Family Presence in the NICU

Constraints and Opportunities in the COVID-19 Era

Janelle Bainter; Marybeth Fry; Brenda Miller; Teesha Miller; Amy Nyberg; Alexa O'Dell; Ginny Shaffer; Lelis Vernon


Pediatr Nurs. 2020;46(5):256-259. 

In This Article

Abstract and Introduction


With the advent of COVID-19, many hospitals changed their 'visiting' policies to protect staff and patients. Rather than welcoming families as partners in care, family presence was prohibited or sharply limited. The authors of this article, Family Faculty with the Vermont Oxford Network, describe the difficult impact these changes had on families with babies in NICUs – both on participation in care and also on integration of the family 'voice' at the policy level. The authors urge that the core concepts of patient- and family-centered care provide the foundation for future changes in policy as the pandemic continues.

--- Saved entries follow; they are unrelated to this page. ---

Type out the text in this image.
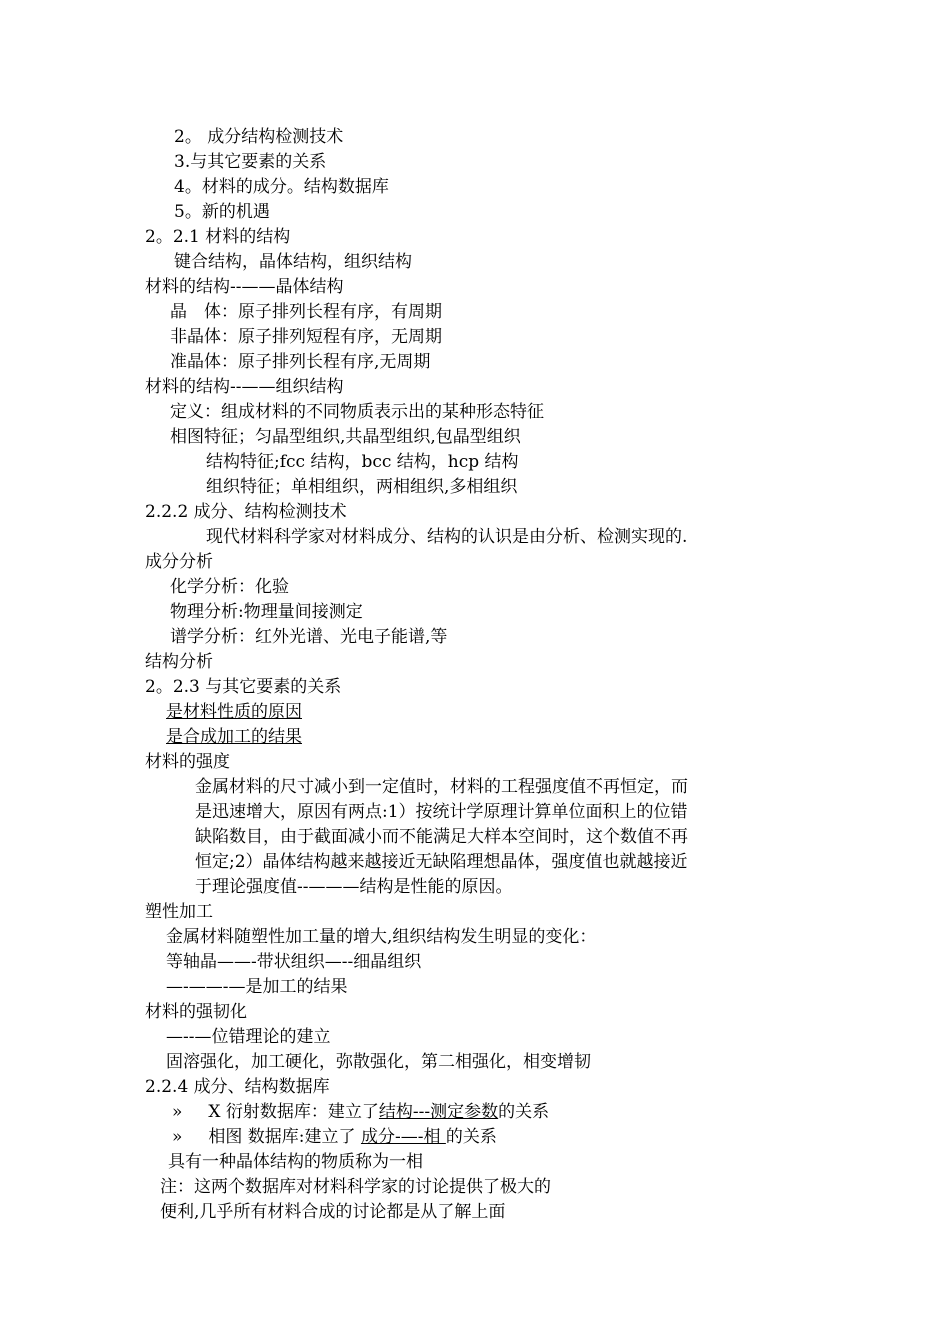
2。 成分结构检测技术
3.与其它要素的关系
4。材料的成分。结构数据库
5。新的机遇
2。2.1 材料的结构
键合结构，晶体结构，组织结构
材料的结构--——晶体结构
晶　体：原子排列长程有序，有周期
非晶体：原子排列短程有序，无周期
准晶体：原子排列长程有序,无周期
材料的结构--——组织结构
定义：组成材料的不同物质表示出的某种形态特征
相图特征；匀晶型组织,共晶型组织,包晶型组织
结构特征;fcc 结构，bcc 结构，hcp 结构
组织特征；单相组织，两相组织,多相组织
2.2.2 成分、结构检测技术
现代材料科学家对材料成分、结构的认识是由分析、检测实现的.
成分分析
化学分析：化验
物理分析:物理量间接测定
谱学分析：红外光谱、光电子能谱,等
结构分析
2。2.3 与其它要素的关系
是材料性质的原因
是合成加工的结果
材料的强度
金属材料的尺寸减小到一定值时，材料的工程强度值不再恒定，而
是迅速增大，原因有两点:1）按统计学原理计算单位面积上的位错
缺陷数目，由于截面减小而不能满足大样本空间时，这个数值不再
恒定;2）晶体结构越来越接近无缺陷理想晶体，强度值也就越接近
于理论强度值--———结构是性能的原因。
塑性加工
金属材料随塑性加工量的增大,组织结构发生明显的变化：
等轴晶——-带状组织—--细晶组织
—-——-—是加工的结果
材料的强韧化
—--—位错理论的建立
固溶强化，加工硬化，弥散强化，第二相强化，相变增韧
2.2.4 成分、结构数据库
» X 衍射数据库：建立了结构---测定参数的关系
» 相图 数据库:建立了 成分-—-相 的关系
具有一种晶体结构的物质称为一相
注：这两个数据库对材料科学家的讨论提供了极大的
便利,几乎所有材料合成的讨论都是从了解上面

The sudden onset of the COVID-19 pandemic has changed all of our lives beyond measure. One of the many aspects of life impacted by COVID-19 has been health care delivery. Having a loved one in the hospital during the pandemic can be a challenging, even heartbreaking, experience. This is certainly true for families of newborns in intensive care.

For decades, clinicians and families have worked tirelessly to make family partnerships part of the culture of care in pediatric settings, including neonatal intensive care units (NICUs). (When using the term "family" here, we mean family members or other primary caregivers.) These partnerships were demonstrated on many levels, from welcoming family members at the bedside and including them in care decisions, to involving family members in quality improvement initiatives and in decision-making about policies and practices on units and in organizations (Dokken & Ahmann, 2006).